Фон Рендт со стуком поставил рюмку на стол.
– Пожалуйста, не произноси больше в моем присутствии этого слова! Югославия – это выдумка! Как и фольксдойч. Мы настоящие немцы. Мы поселились в Хорватии в тысяча семьсот девяносто седьмом году, когда она была частью Австро-Венгерской империи. Мы жили там, пока нас не предали в сорок пятом. Это наш дом и наша земля. Но немец остается немцем, где бы он ни родился. Разве немецкий рейх не принял меня как своего, когда я в тридцать четвертом году приехал в Мюнхен в офицерскую школу? Разве я не дослужился в вермахте до чина майора? Ты должен всегда помнить, Иоганн, в какой бы роли ты ни выступал тут, что в твоих жилах течет кровь древнего и благородного немецкого рода и что наш долг – вернуть себе нашу утраченную родину.

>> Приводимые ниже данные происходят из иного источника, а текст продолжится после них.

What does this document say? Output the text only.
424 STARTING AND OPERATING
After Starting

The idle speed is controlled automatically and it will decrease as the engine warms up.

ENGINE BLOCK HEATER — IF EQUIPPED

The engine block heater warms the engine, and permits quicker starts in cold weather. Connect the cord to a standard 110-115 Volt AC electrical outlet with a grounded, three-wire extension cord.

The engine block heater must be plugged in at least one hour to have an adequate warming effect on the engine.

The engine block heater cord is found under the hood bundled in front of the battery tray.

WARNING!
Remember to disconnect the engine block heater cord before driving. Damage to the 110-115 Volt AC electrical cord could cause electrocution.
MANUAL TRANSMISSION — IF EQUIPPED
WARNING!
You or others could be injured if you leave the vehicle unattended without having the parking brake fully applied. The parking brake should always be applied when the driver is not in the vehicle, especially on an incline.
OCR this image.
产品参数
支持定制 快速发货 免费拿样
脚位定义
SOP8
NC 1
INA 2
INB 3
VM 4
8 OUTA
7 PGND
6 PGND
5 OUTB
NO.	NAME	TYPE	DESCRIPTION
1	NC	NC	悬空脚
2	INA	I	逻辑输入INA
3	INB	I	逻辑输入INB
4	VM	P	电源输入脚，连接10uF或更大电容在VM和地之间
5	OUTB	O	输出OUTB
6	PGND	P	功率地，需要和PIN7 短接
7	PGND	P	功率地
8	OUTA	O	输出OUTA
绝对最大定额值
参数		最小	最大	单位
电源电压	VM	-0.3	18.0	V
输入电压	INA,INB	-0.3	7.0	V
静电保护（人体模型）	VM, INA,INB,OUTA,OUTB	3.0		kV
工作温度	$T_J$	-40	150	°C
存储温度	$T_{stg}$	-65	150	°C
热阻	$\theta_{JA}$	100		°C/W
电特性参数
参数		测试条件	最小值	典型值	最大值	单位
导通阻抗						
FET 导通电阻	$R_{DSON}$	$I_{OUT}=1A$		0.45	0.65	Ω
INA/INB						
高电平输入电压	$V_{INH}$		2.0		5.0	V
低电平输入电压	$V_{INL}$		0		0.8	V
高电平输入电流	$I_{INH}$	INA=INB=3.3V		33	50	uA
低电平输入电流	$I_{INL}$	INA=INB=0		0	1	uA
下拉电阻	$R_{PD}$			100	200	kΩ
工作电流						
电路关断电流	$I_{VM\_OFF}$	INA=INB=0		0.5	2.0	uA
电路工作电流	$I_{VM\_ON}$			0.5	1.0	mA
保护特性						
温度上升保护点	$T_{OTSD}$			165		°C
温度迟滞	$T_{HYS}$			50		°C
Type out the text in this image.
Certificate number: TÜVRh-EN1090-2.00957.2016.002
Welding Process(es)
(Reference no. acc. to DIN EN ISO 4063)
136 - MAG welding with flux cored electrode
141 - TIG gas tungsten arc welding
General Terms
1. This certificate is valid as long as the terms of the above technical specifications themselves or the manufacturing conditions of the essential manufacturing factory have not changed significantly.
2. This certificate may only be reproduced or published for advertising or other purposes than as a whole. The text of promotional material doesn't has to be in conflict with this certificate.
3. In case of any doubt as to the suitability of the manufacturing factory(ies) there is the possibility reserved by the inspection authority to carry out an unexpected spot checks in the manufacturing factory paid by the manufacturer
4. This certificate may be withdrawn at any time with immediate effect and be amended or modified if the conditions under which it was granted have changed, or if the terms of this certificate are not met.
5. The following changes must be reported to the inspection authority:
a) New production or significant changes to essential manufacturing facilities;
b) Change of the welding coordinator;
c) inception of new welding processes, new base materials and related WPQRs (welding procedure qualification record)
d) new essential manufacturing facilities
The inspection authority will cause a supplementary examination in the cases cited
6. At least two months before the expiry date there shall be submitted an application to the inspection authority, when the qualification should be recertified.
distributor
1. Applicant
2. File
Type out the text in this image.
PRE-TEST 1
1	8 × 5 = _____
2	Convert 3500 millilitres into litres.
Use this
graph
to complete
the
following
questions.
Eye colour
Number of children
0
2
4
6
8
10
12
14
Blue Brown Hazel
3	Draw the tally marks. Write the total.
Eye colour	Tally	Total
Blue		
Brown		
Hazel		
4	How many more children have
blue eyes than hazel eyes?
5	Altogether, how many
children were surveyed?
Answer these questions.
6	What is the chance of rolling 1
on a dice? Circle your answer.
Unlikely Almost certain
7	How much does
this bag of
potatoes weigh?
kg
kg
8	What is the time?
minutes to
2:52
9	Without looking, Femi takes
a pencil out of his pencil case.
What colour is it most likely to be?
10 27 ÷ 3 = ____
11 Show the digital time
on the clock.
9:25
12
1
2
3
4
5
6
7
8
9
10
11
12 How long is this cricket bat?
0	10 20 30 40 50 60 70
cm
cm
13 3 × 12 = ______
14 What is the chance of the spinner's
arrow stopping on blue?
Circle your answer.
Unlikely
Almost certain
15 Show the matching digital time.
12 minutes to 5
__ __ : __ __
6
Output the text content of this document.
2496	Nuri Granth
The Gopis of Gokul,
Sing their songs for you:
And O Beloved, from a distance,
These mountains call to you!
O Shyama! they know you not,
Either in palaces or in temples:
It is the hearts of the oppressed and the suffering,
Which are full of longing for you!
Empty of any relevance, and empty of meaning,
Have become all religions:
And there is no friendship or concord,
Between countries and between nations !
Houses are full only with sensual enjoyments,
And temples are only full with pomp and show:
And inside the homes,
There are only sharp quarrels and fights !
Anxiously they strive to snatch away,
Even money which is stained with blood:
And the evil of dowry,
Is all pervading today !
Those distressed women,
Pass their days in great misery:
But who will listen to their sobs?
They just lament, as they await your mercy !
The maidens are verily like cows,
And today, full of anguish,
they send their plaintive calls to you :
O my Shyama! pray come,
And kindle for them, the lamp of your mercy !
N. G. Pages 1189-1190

Он встал и подошел к племяннику, но Иоганн не поднял глаз. Глядя в рюмку, он сказал:
– Мне кажется, я должен напомнить вам, дядя Карл, что я родился не в той стране, которую теперь называют Югославией, и что по рождению я просто Иоганн Фишер без приставки «фон», – он покосился на дядю. – Да, кстати, а почему вы – фон Рендт в семье фон Меннхеймов?
Фон Рендт засмеялся своим излишне добродушным смехом.
– Это просто, мой мальчик. Очень просто. Моя мать была замужем дважды. Мой отец – весьма достойный человек, как мне рассказывали, – был убит до моего рождения во время первой мировой войны. Она снова вышла замуж. Так что, как видишь, тут нет никакой тайны.
Лицо Иоганна прояснилось, и фон Рендт, подняв рюмку, улыбнулся ему.
– Твой же отец принадлежал к хорошей баварской семье и был чистокровным немцем.
– Ну, меня интересует только, что он был хорошим художником и что его картины висят теперь во всех галереях – в Мюнхене, Берлине, Дрездене.
– Да, да… Но не будем говорить об этом. Бесспорно, его картины не пользовались успехом в ту эпоху, когда он жил, и в этом была его беда. Но он тут не виноват. Художники – особый народ. Лично мне его произведения не нравились, но это дело вкуса. Если бы он был таким же хорошим солдатом, как художником, то, возможно, остался бы в живых.
– Не понимаю, почему его следует считать таким уж плохим солдатом. Под Сталинградом погиб не он один.
Фон Рендт обнял племянника за плечи.
– Милый мальчик, я не хочу, чтобы у тебя сложилось впечатление, будто я способен сказать что-нибудь дурное о твоем отце или даже подумать это. Мы просто были разными людьми, вот и все. Моя сестра горячо его любила. Ты знаешь, что она вышла за него тайком, против воли семьи?
Иоганн в первый раз улыбнулся.
– Нет, впервые слышу. И очень рад.
– Я вижу, ты романтичен, – фон Рендт со смешком ткнул его под ребро. – Женщины здесь тоже романтичны. И у тебя будет много возможностей поразвлечься. Э? Она тебе понравилась?
– Младшая мисс Белфорд?
– Нет, ее тетушка. Ммм! – он закрыл глаза. – Лакомый кусочек!